Ecco quindi che intrecciato ai differenti temi del racconto e alla complessiva intelaiatura meta-narrativa scopriamo ne I vampiri dello spazio anche una profondissima riscrittura, o meglio integrazione, de “Il Conte Magnus” di James (fra le varie cose narrate da Von Geijerstam, veniamo a sapere anche della sua sorte successiva al risveglio del quale avevamo appreso l’andamento nella narrazione ottocentesca). Il testo viene quindi completato e riorientato all’interno di una nuova e moderna lettura fantascientifico-psicologico-horrorifica, introducendo anche elementi a ulteriore tradizione weird che dal racconto originale jamesiano non sarebbero stati davvero desumibili.
Se incerta a suo tempo era, infatti, la forma del terribile famiglio che si era procurato nel corso del “Pellegrinaggio Nero” e che lo seguiva ovunque (quello stesso che compariva negli arazzi e nelle sculture del testo di James, terrorizzando con il proprio aspetto indefinibile), adesso se ne fornisce una chiave interpretativa attraverso un’ipotesi anatomica riconoscibile che il lettore scaltro non può non cogliere, poiché sul sepolcro di Magnus – con un’innovazione decisa rispetto alla diversa descrizione del sarcofago da parte di James – viene fatta campeggiare in bella vista e con evidenza una figura dal misterioso significato, quella di un polpo nero con volto umano. Allo stesso modo, peraltro, di cefalopode si scopre essere il corpo originale dei vampiri dello spazio, come infatti lasciavano ipotizzare anche alcune forme organiche analoghe custodite nel vetro all’interno dell’astronave “Stranger”. E non è il caso di dire a quale scrittore in particolare si debba il proliferare di forme tentacolari e molluscoidi all’interno della tradizione letteraria fantascientifica e dell’orrore, e ci si rifaccia quindi attraverso questo riferimento letterario...
Fra giochi di specchi che si riflettono reciprocamente, incastri e stratificazioni successive, ecco dunque che i diversi livelli del romanzo lungi dal semplificarsi risultano sempre più intrecciati in un legame estremamente complesso.

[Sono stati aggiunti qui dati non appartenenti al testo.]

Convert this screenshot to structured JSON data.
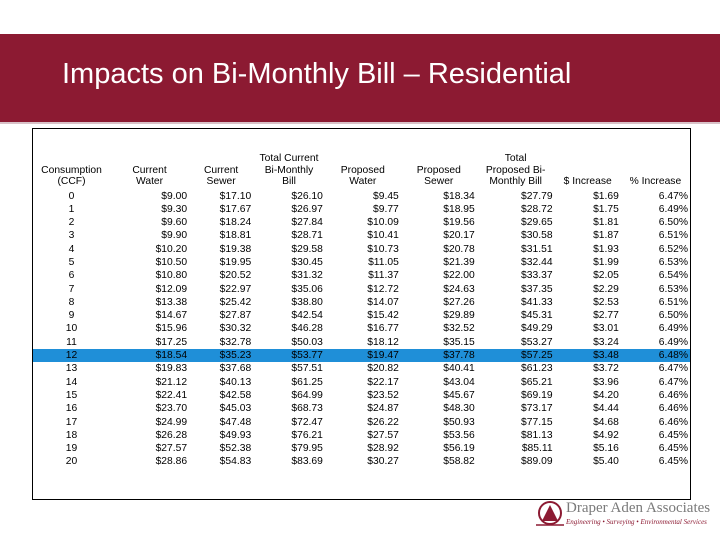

Si potrebbe proseguire, ma ci si fermerà qui poiché mi pare di aver abbastanza dimostrato la tesi interpretativa più interessante del presente articolo, e cioè che se un’unità si può trovare nel romanzo wilsoniano essa non può essere fornita tanto dai contenuti, quanto bensì dall’interpretazione stessa, vale a dire proprio dalla meta-narrazione, che indicando e contrassegnando la via che conduce dalla tradizione letteraria all’originalità di un’opera moderna consente di costruire su di essa numerosi edifici distinti, appartenenti in ogni caso, tuttavia, certamente al medesimo territorio.